Flynn’s recent descent into extremism and his unfitness for this particular job have been well documented, but every day seems to bring new revelations of just how unhinged he really is. For instance, it came to my attention that in the days just before the election, Flynn was talking to the media about Hillary Clinton’s alleged association with pedophilia, which means that he’s enmeshed in the deepest reaches of the right-wing fake-news fever swamps. That reference could only be to #Pizzagate, which involved the bizarre and spurious claims that Clinton was running a pedophile ring out of the back of a pizza parlor in Washington.

It also turns out that Steve Bannon isn’t the only close Trump associate with connections to the white nationalist “alt-right.” CNN’s Andrew Kaczynski reported that a week after the election Flynn was praising Breitbart’s odious racist provocateur Milo Yiannopoulos:
Speaking to a gathering of young conservatives at Trump’s Washington hotel, Flynn said, “I was with Dinesh D’Souza last night, and the other, for the young audience here, for the young ones here, I mentioned it to a couple of you, I was also with Milo Yiannopoulos … See, a lot of people in here won’t know who he is. I tag him on Twitter, you know, because he’s a phenomenal individual, and I’m mentioning him tonight because he spoke alongside of me last night to another group of folks.”
It’s known that Flynn travels on the far edge of the conspiratorial extreme of neoconservative thinking, having recently written a book called “The Field of Flight” with Michael Ledeen, a longtime proponent of the idea that the U.S. faces an existential threat from … well, pretty much everyone. (Ledeen famously speculated that even Germany and France were in cahoots with al-Qaida when they failed to back the U.S. invasion of Iraq.)

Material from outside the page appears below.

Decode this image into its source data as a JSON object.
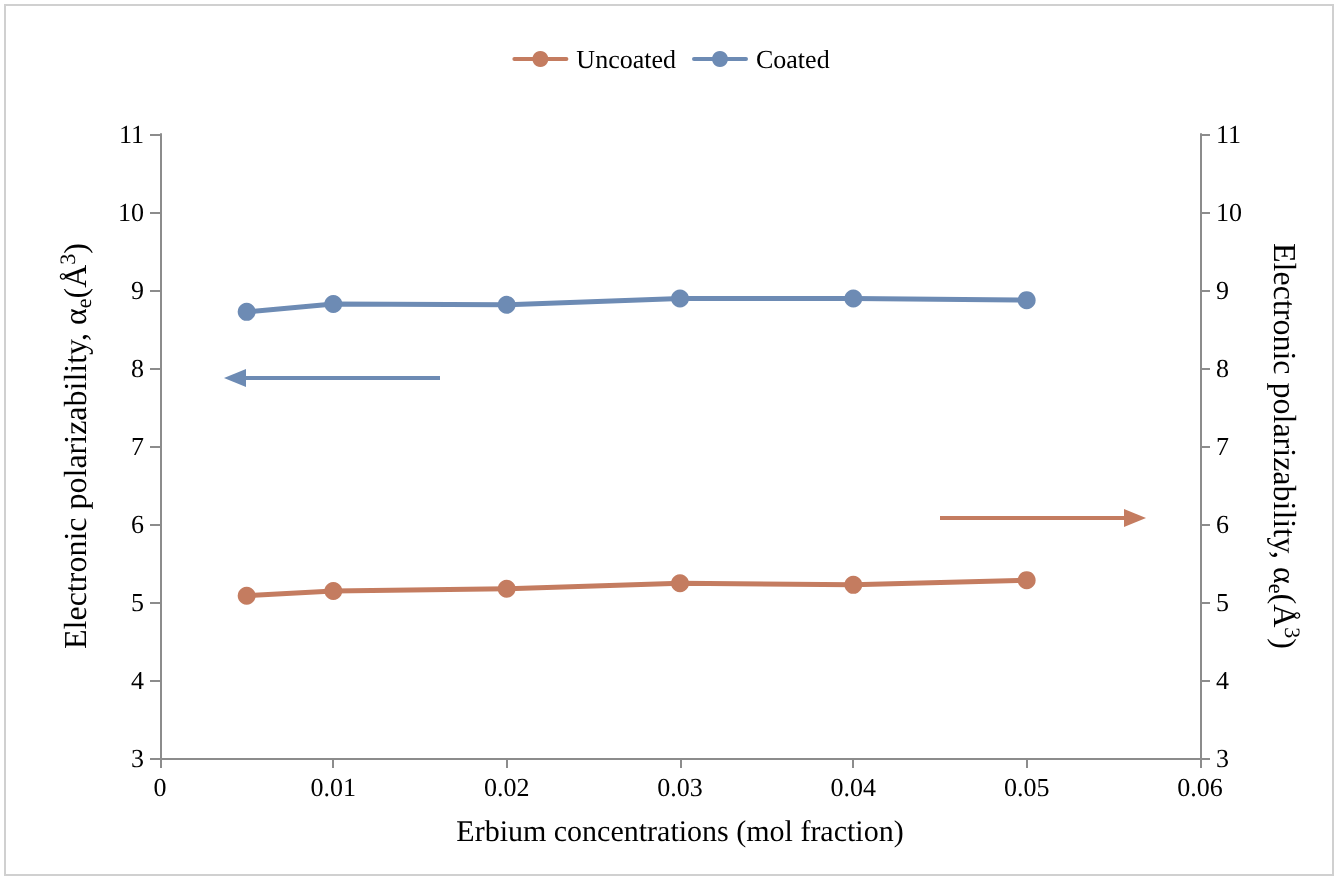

Flynn and Ledeen are heavily influenced by the late Laurent Murawiec, a French-American neocon ideologue who wrote a book they hail as a “masterpiece” called “The Mind of Jihad.” Murawiec apparently found a web of connections between radical Islamism, Bolshevism and and the Nazis that Ledeen and Flynn find convincing. Among other things, Murawiec was associated for many years with Lyndon LaRouche, one of the fringiest political figures in American life.
Curious about Flynn’s views of China and North Korea, about which he has said very little, the New York Times consulted “The Field of Flight” for clues as to his thinking. This is what they found:
In the introduction, [Flynn] wrote that radical Islamists “are not alone, and are allied with countries and groups who, though not religious fanatics, share their hatred of the West, particularly the United States and Israel.” The introduction continued, “Those allies include North Korea, Russia, China, Cuba and Venezuela.”
The general expanded on his definition of the anti-Western alliance: “The war is on. We face a working coalition that extends from North Korea and China to Russia, Iran, Syria, Cuba, Bolivia, Venezuela and Nicaragua. We are under attack, not only from nation-states directly, but also from Al Qaeda, Hezbollah, ISIS and countless other terrorist groups.” 
“Suffice to say, the same sort of cooperation binds together jihadis, Communists and garden-variety tyrants,” he added.

The technical term for that absurd and paranoid worldview is “nutty as a fruitcake.” And what’s more frightening is that the man Flynn will now be working for can fit his own knowledge of world affairs in a shotglass.

As national security adviser, Flynn will be the last man in the room with this totally unprepared president when he makes the most important foreign policy and national security decisions. In an administration already filled with terrifying prospects in almost every regard, this is the one that sends chills down my spine.